‘Sou muito feliz em Mirandópolis, só tenho boas lembranças’, recorda Choiti Miguita

‘Sou muito feliz em Mirandópolis, só tenho boas lembranças’, recorda Choiti Miguita

Conversamos com Choiti Miguita, de 91 anos, que chegou em Mirandópolis por volta de 1940. Morou muitos anos na roça, onde plantou café e depois teve uma granja, até que decidiu lotear, local que se transforou no bairro Miguita. Confira abaixo a entrevista completa.

Onde o senhor nasceu?

Nasci em 1930 na Mogiana, pertencente à cidade de Serra Azul, próximo de Ribeirão Preto. Não lembro muito de lá, pois fiquei até os quatro anos, foi quando vim para Guararapes. Meu pai trabalhava com agricultura e viemos todos (4 irmãos e 5 irmãs). Ficamos por uns quatro anos, foi quando meu pai se mudou para Monte Serrat. Naquela época ainda era tudo mato, quando nós saímos que começou a abrir e nós fomos para a fazenda que era do Geraldo Delai.

E a escola nessa época?

Quando vim de Monte Serrat tinha 8 anos. Passou o ano e meu pai falou “você vai estudar um pouco, senão não vai saber ler e nem escrever, aí não dá!”. Então ele me trouxe para a cidade, eu ficava na casa de um conhecido para ir para a escola. Não tinha transporte, tinha que andar 20 quilômetros a pé para chegar, levava quase metade do dia, então ficava lá. Fiquei dois anos estudando, até que meu pai disse que eu tinha que trabalhar e fui ajudar na roça.

Trabalhou muitos anos no campo?

Sim, derrubamos o mato, plantamos café. Em 1958 começamos a fazer muda de café porque tinha muito cafezal e já vendia para replantar. Vendi por 4 anos, depois parei porque pensei que não ia dar certo. Depois comecei a granja nos 60. Fui aprender sobre granja no Yuba, até então não sabia como cuidar dos pintinhos, aí um dia o pessoal me chamou para conhecer a granja deles. Deu trabalho, mas foi bom, só não tem descanso (risos).

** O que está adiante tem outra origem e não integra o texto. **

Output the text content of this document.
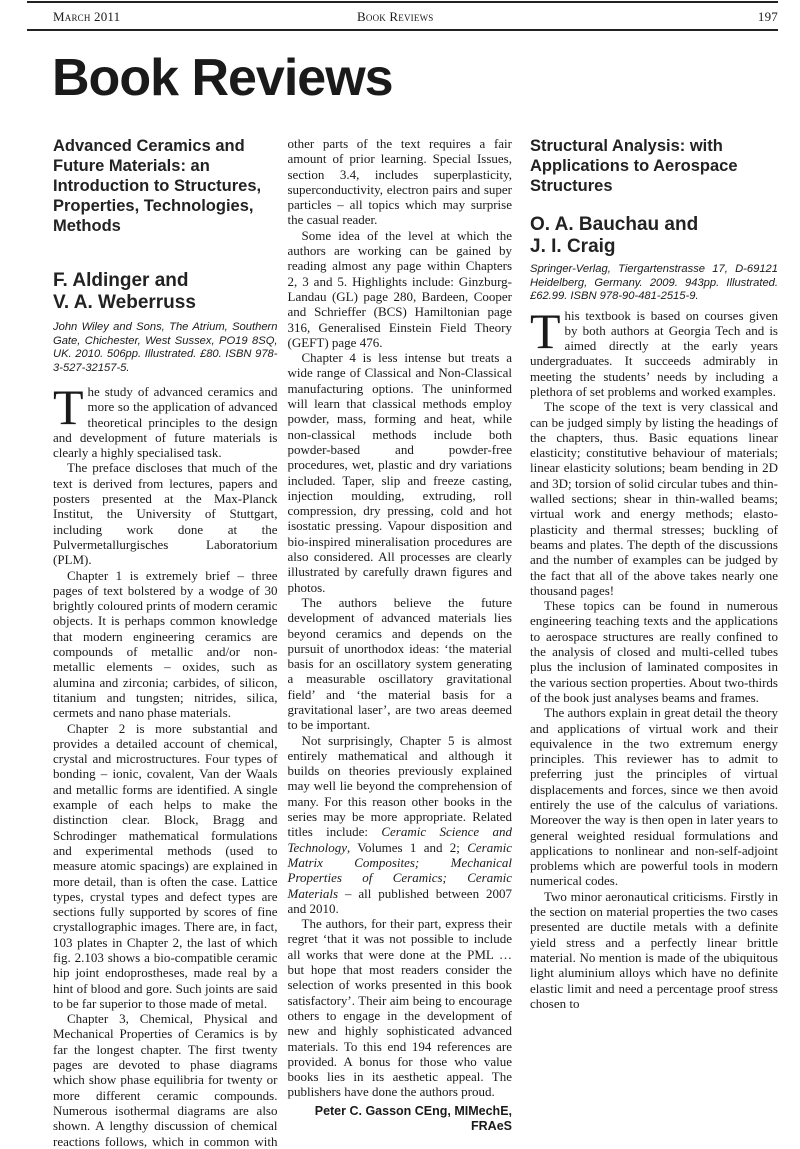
March 2011	Book Reviews	197
Book Reviews
Advanced Ceramics and Future Materials: an Introduction to Structures, Properties, Technologies, Methods
F. Aldinger and
V. A. Weberruss

John Wiley and Sons, The Atrium, Southern Gate, Chichester, West Sussex, PO19 8SQ, UK. 2010. 506pp. Illustrated. £80. ISBN 978-3-527-32157-5.

The study of advanced ceramics and more so the application of advanced theoretical principles to the design and development of future materials is clearly a highly specialised task.

The preface discloses that much of the text is derived from lectures, papers and posters presented at the Max-Planck Institut, the University of Stuttgart, including work done at the Pulvermetallurgisches Laboratorium (PLM).

Chapter 1 is extremely brief – three pages of text bolstered by a wodge of 30 brightly coloured prints of modern ceramic objects. It is perhaps common knowledge that modern engineering ceramics are compounds of metallic and/or non-metallic elements – oxides, such as alumina and zirconia; carbides, of silicon, titanium and tungsten; nitrides, silica, cermets and nano phase materials.

Chapter 2 is more substantial and provides a detailed account of chemical, crystal and microstructures. Four types of bonding – ionic, covalent, Van der Waals and metallic forms are identified. A single example of each helps to make the distinction clear. Block, Bragg and Schrodinger mathematical formulations and experimental methods (used to measure atomic spacings) are explained in more detail, than is often the case. Lattice types, crystal types and defect types are sections fully supported by scores of fine crystallographic images. There are, in fact, 103 plates in Chapter 2, the last of which fig. 2.103 shows a bio-compatible ceramic hip joint endoprostheses, made real by a hint of blood and gore. Such joints are said to be far superior to those made of metal.

Chapter 3, Chemical, Physical and Mechanical Properties of Ceramics is by far the longest chapter. The first twenty pages are devoted to phase diagrams which show phase equilibria for twenty or more different ceramic compounds. Numerous isothermal diagrams are also shown. A lengthy discussion of chemical reactions follows, which in common with other parts of the text requires a fair amount of prior learning. Special Issues, section 3.4, includes superplasticity, superconductivity, electron pairs and super particles – all topics which may surprise the casual reader.

Some idea of the level at which the authors are working can be gained by reading almost any page within Chapters 2, 3 and 5. Highlights include: Ginzburg-Landau (GL) page 280, Bardeen, Cooper and Schrieffer (BCS) Hamiltonian page 316, Generalised Einstein Field Theory (GEFT) page 476.

Chapter 4 is less intense but treats a wide range of Classical and Non-Classical manufacturing options. The uninformed will learn that classical methods employ powder, mass, forming and heat, while non-classical methods include both powder-based and powder-free procedures, wet, plastic and dry variations included. Taper, slip and freeze casting, injection moulding, extruding, roll compression, dry pressing, cold and hot isostatic pressing. Vapour disposition and bio-inspired mineralisation procedures are also considered. All processes are clearly illustrated by carefully drawn figures and photos.

The authors believe the future development of advanced materials lies beyond ceramics and depends on the pursuit of unorthodox ideas: ‘the material basis for an oscillatory system generating a measurable oscillatory gravitational field’ and ‘the material basis for a gravitational laser’, are two areas deemed to be important.

Not surprisingly, Chapter 5 is almost entirely mathematical and although it builds on theories previously explained may well lie beyond the comprehension of many. For this reason other books in the series may be more appropriate. Related titles include: Ceramic Science and Technology, Volumes 1 and 2; Ceramic Matrix Composites; Mechanical Properties of Ceramics; Ceramic Materials – all published between 2007 and 2010.

The authors, for their part, express their regret ‘that it was not possible to include all works that were done at the PML … but hope that most readers consider the selection of works presented in this book satisfactory’. Their aim being to encourage others to engage in the development of new and highly sophisticated advanced materials. To this end 194 references are provided. A bonus for those who value books lies in its aesthetic appeal. The publishers have done the authors proud.

Peter C. Gasson CEng, MIMechE, FRAeS
Structural Analysis: with Applications to Aerospace Structures
O. A. Bauchau and
J. I. Craig

Springer-Verlag, Tiergartenstrasse 17, D-69121 Heidelberg, Germany. 2009. 943pp. Illustrated. £62.99. ISBN 978-90-481-2515-9.

This textbook is based on courses given by both authors at Georgia Tech and is aimed directly at the early years undergraduates. It succeeds admirably in meeting the students’ needs by including a plethora of set problems and worked examples.

The scope of the text is very classical and can be judged simply by listing the headings of the chapters, thus. Basic equations linear elasticity; constitutive behaviour of materials; linear elasticity solutions; beam bending in 2D and 3D; torsion of solid circular tubes and thin-walled sections; shear in thin-walled beams; virtual work and energy methods; elasto-plasticity and thermal stresses; buckling of beams and plates. The depth of the discussions and the number of examples can be judged by the fact that all of the above takes nearly one thousand pages!

These topics can be found in numerous engineering teaching texts and the applications to aerospace structures are really confined to the analysis of closed and multi-celled tubes plus the inclusion of laminated composites in the various section properties. About two-thirds of the book just analyses beams and frames.

The authors explain in great detail the theory and applications of virtual work and their equivalence in the two extremum energy principles. This reviewer has to admit to preferring just the principles of virtual displacements and forces, since we then avoid entirely the use of the calculus of variations. Moreover the way is then open in later years to general weighted residual formulations and applications to nonlinear and non-self-adjoint problems which are powerful tools in modern numerical codes.

Two minor aeronautical criticisms. Firstly in the section on material properties the two cases presented are ductile metals with a definite yield stress and a perfectly linear brittle material. No mention is made of the ubiquitous light aluminium alloys which have no definite elastic limit and need a percentage proof stress chosen to
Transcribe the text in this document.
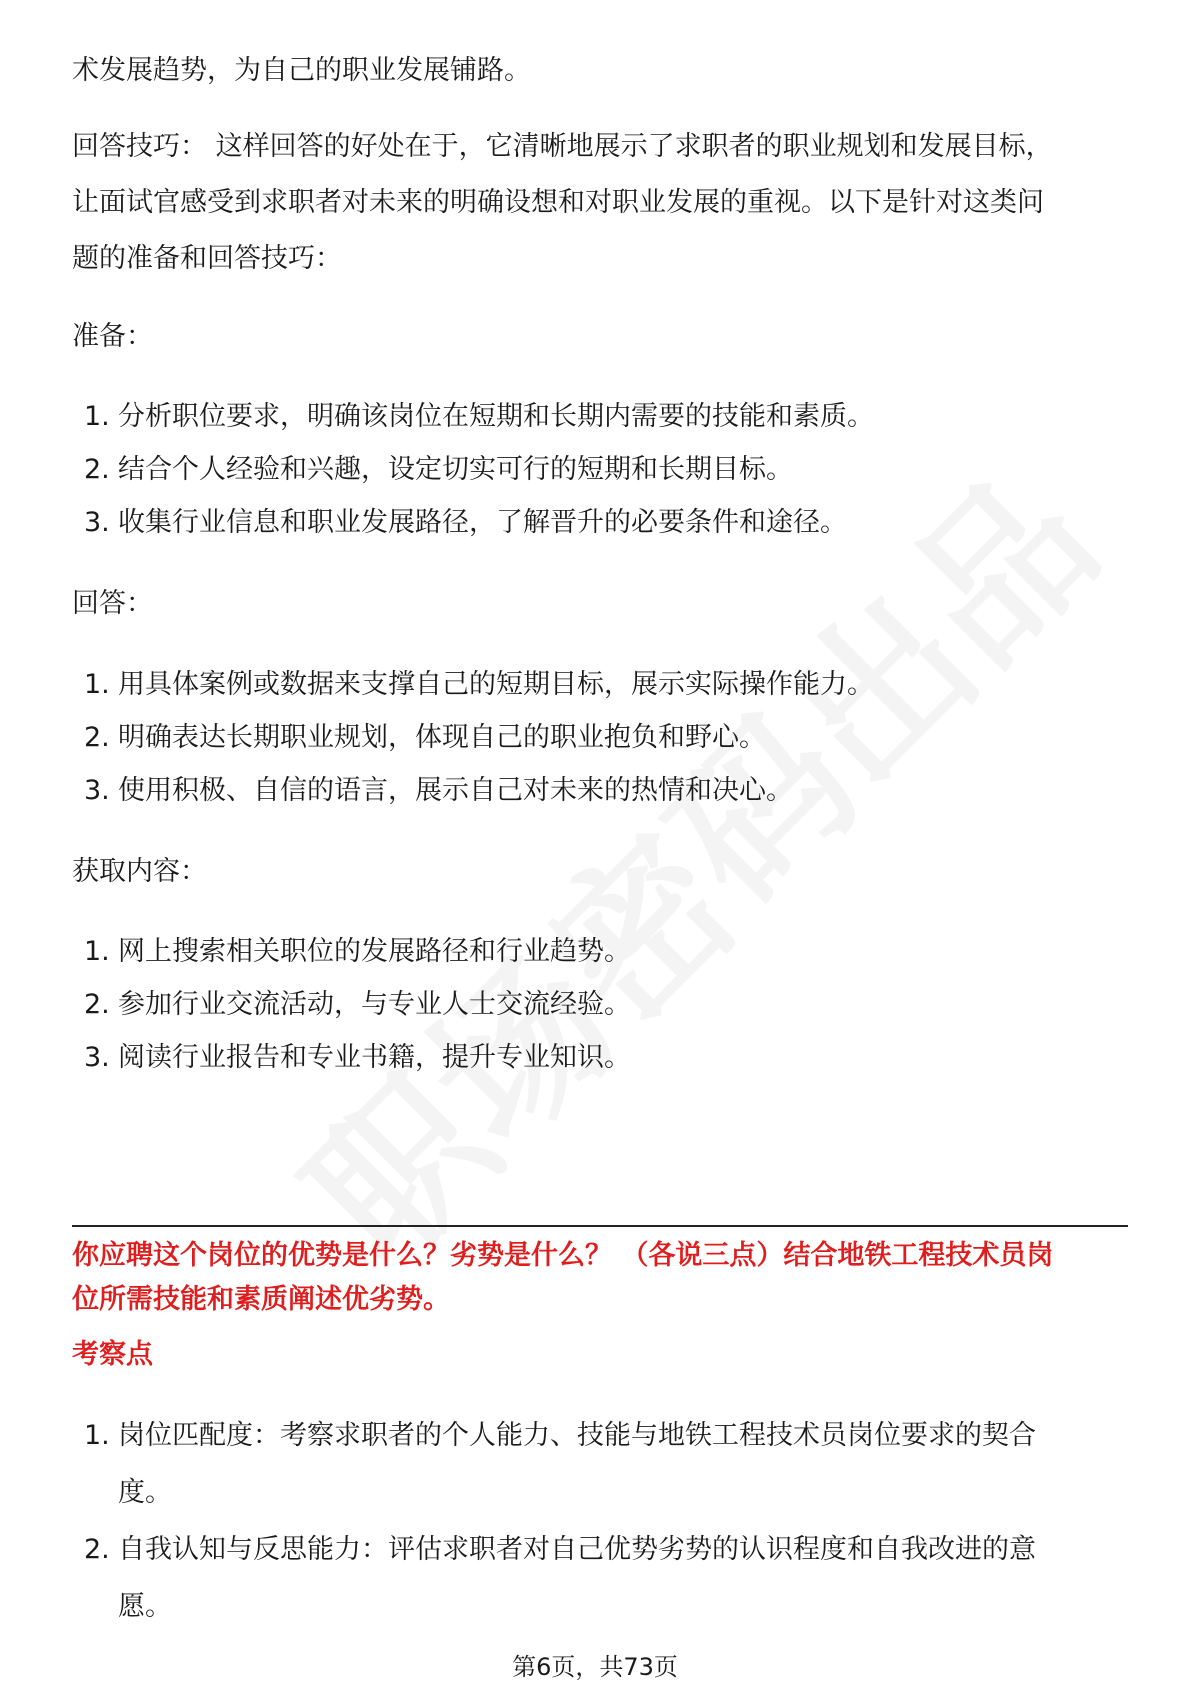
术发展趋势，为自己的职业发展铺路。

回答技巧： 这样回答的好处在于，它清晰地展示了求职者的职业规划和发展目标，

让面试官感受到求职者对未来的明确设想和对职业发展的重视。以下是针对这类问

题的准备和回答技巧：

准备：

1. 分析职位要求，明确该岗位在短期和长期内需要的技能和素质。
2. 结合个人经验和兴趣，设定切实可行的短期和长期目标。
3. 收集行业信息和职业发展路径，了解晋升的必要条件和途径。

回答：

1. 用具体案例或数据来支撑自己的短期目标，展示实际操作能力。
2. 明确表达长期职业规划，体现自己的职业抱负和野心。
3. 使用积极、自信的语言，展示自己对未来的热情和决心。

获取内容：

1. 网上搜索相关职位的发展路径和行业趋势。
2. 参加行业交流活动，与专业人士交流经验。
3. 阅读行业报告和专业书籍，提升专业知识。
你应聘这个岗位的优势是什么？劣势是什么？ （各说三点）结合地铁工程技术员岗
位所需技能和素质阐述优劣势。

考察点

1. 岗位匹配度：考察求职者的个人能力、技能与地铁工程技术员岗位要求的契合
度。
2. 自我认知与反思能力：评估求职者对自己优势劣势的认识程度和自我改进的意
愿。
第6页，共73页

Até quando ficou com a granja?

Final de 1963, foi quando decidi lotear a propriedade. Fui vendendo os lotes, na época tinha que registrar o nome e escolhemos Miguita.

Quais lembranças mais antigas?

Durante o período da guerra não podíamos falar em japonês na rua e nem juntar mais de três japoneses. Também lembro da geada que queimou tudo. Naquela geada eu fui para o Paraná e o cafezal tava tudo seco, uma tristeza só!

Lembra da explosão do trem?

Não lembro exatamente da explosão do trem, mas recordo de ajudar a cobrir muitas casas que destelharam, acho que foi em 1946. Tenho essa lembrança, foi um período de tristeza porque assustou muita gente.

Qual a receita para ter saúde?

Tem que ter uma boa alimentação, a comida japonesa é muito regrada, quase nada industrializado. Os japoneses costumam fazer coisas que duram bastante tempo, a gente come bastante verdura também. A massa de tomate por muitos anos foi feita em casa, e até hoje faço caminhada. Também continuo dirigindo, minha habilitação vai até 2025 (risos).

Pensou em sair de Mirandópolis? Na verdade, não era pra eu ficar aqui, a minha vontade era ir para o Paraná, a terra lá é boa para plantar café. Na época falei para o meu pai, que já conhecia a terra vermelha, e ele disse: “não, terra roxa eu não quero nem saber” então como ele não queria ir e nem meus irmãos, eu também não fui. Acabei ficando e não me arrependi porque meus irmãos foram todos criados aqui.